Parents et enfants sont conviés à une aventure rare: passer toute une journée à la Maison Théâtre. Sur scène, trois pièces de Philippe Soldevila où il est question d’émigration et d’intégration.

Passer une journée au théâtre est une expérience inusitée qu’on propose parfois aux adultes. Ivo van Hove, épatant metteur en scène flamand, l’a fait plus d’une fois avec des tragédies de Shakespeare (Kings of War, Tragédies romaines) et Robert Lepage (La trilogie des dragons, Lipsynch, Les sept branches de la rivière Ota) a trouvé dans les spectacles de six, sept ou même neuf heures une forme à la mesure de son génie.

Philippe Soldevila, lui-même ancien collaborateur de Lepage, ose à son tour. Ses Conte de la lune, Conte de la neige et Conte du soleil seront en effet présentés l’un à la suite de l’autre à la Maison Théâtre demain et dimanche : trois heures de spectacle, mais sept heures au total, en comptant les activités parallèles de réflexion et de création. Une rareté, sinon une première au théâtre jeunesse québécois, et l’aboutissement d’un «rêve fou» pour le dramaturge et metteur en scène de Québec.

Une question universelle

Sa trilogie est une fresque familiale sur l’émigration et l’intégration inspirée de ses propres racines. Son père, fils d’un républicain espagnol, a en effet quitté le pays de Franco dans les années 50 pour s’établir à Québec où Philippe Soldevila est né et a lui-même fondé une famille. Trois garçons de 10 ans – des personnages calqués sur son père, lui-même et l’un de ses fils – constituent les pivots de cette histoire faite de déchirements intimes et de questionnements identitaires.

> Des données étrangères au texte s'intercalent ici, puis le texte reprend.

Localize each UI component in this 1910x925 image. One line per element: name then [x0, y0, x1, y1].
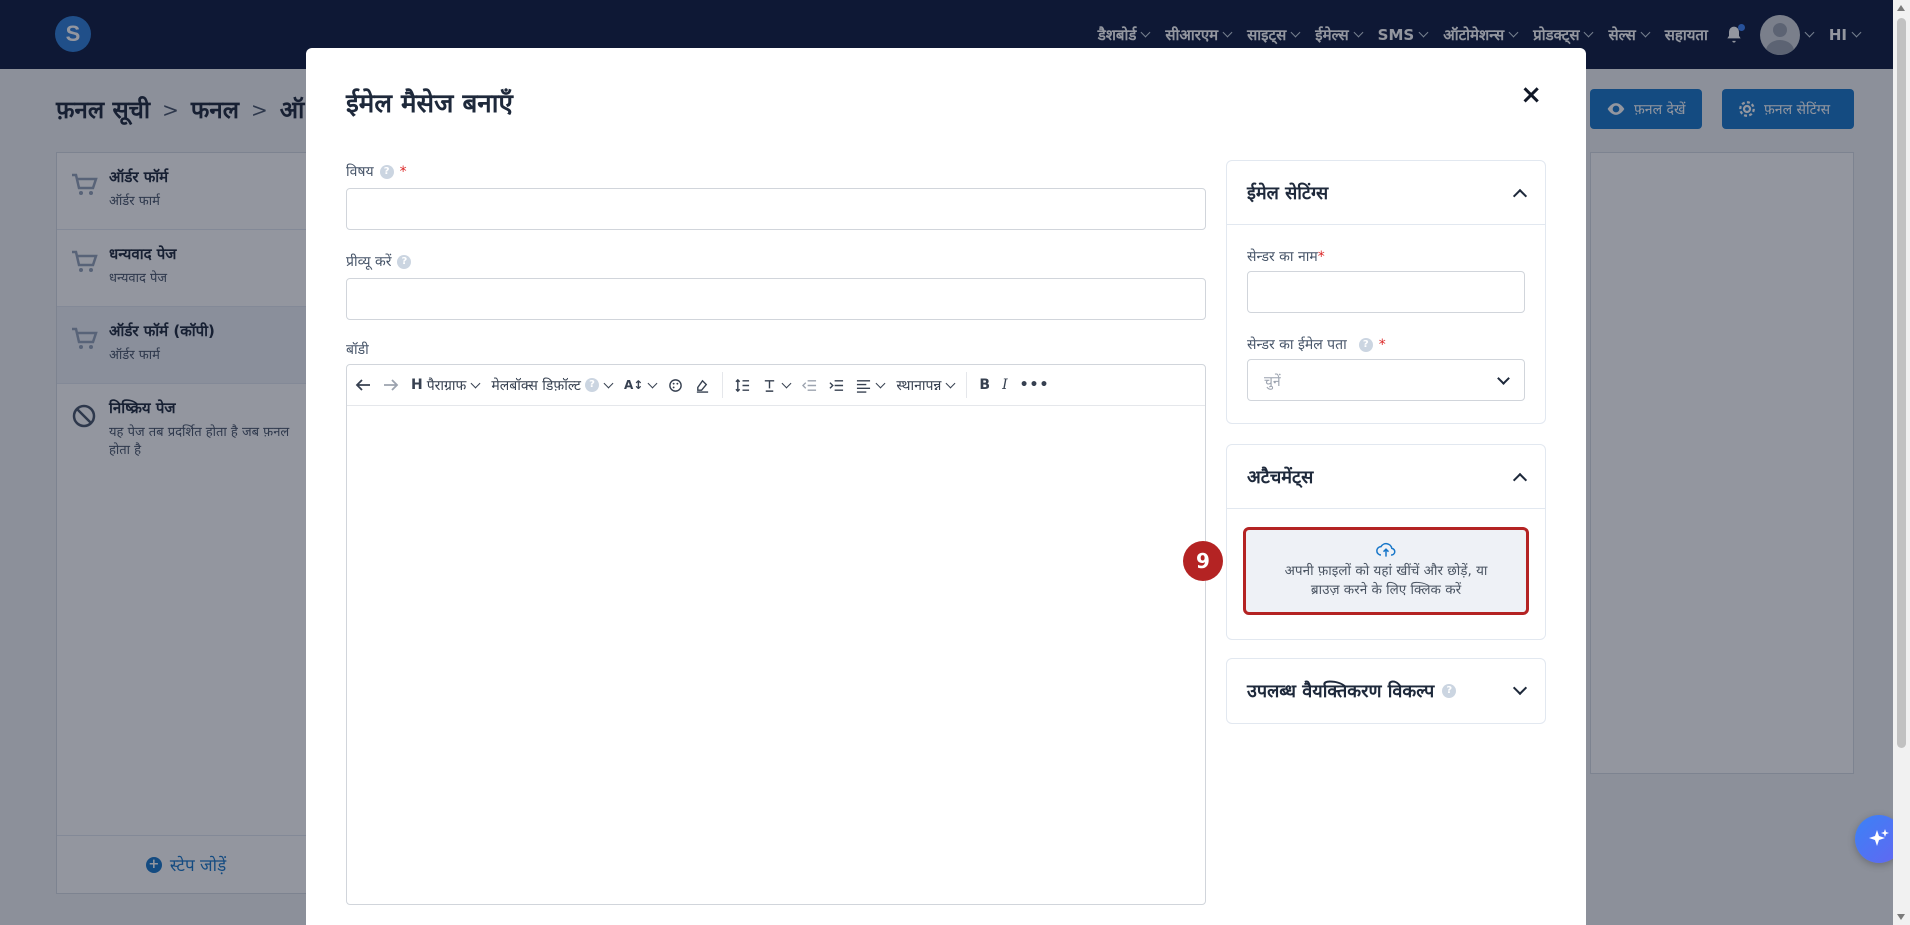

«Il y a quelque chose d’absolument universel dans la question de l’identité et de l’immigration», juge l’auteur dont la pièce Conte du soleil est présentée, seule, depuis quelques jours à la Maison Théâtre. Et d’immensément actuel, se dit-on, lorsqu’on songe aux réfugiés syriens qui ont abouti au Québec et aux caravanes de migrants qui ont traversé le Mexique, voire l’Amérique centrale, dans l’espoir d’entrer aux États-Unis ces dernières années.

«L’identification est immédiate. Ici, la majorité des enfants sont d’origine étrangère, alors c’est sûr que ça frappe dans le mille.»

Un papa ou une grand-maman qui parle avec un drôle d’accent, ça résonne en effet dans la tête de bien des enfants et des ados de la région de Montréal.

«Ce que je réalise comme auteur, c’est l’impact individuel du récit sur l’identité», dit encore Philippe Soldevila. Il regrette que ses propres enfants ne parlent pas l’espagnol, mais estime leur avoir transmis une chose précieuse à travers ces textes: le sentiment d’appartenir à une histoire. «Et je pense que c’est l’une des grandes forces des immigrants: être assis sur une grande histoire qui est une force pour survivre au quotidien.»

Entre les pièces, les spectateurs, enfants et adultes, auront bien sûr le temps de dîner et de grignoter, mais sont aussi invités à participer à des échanges, des ateliers de création et même de «philo créative» lors desquels des médiateurs culturels inviteront les enfants à réfléchir et à partager leurs idées au sujet de thèmes tirés des pièces. Ces activités ont été mises sur pied par la Maison Théâtre.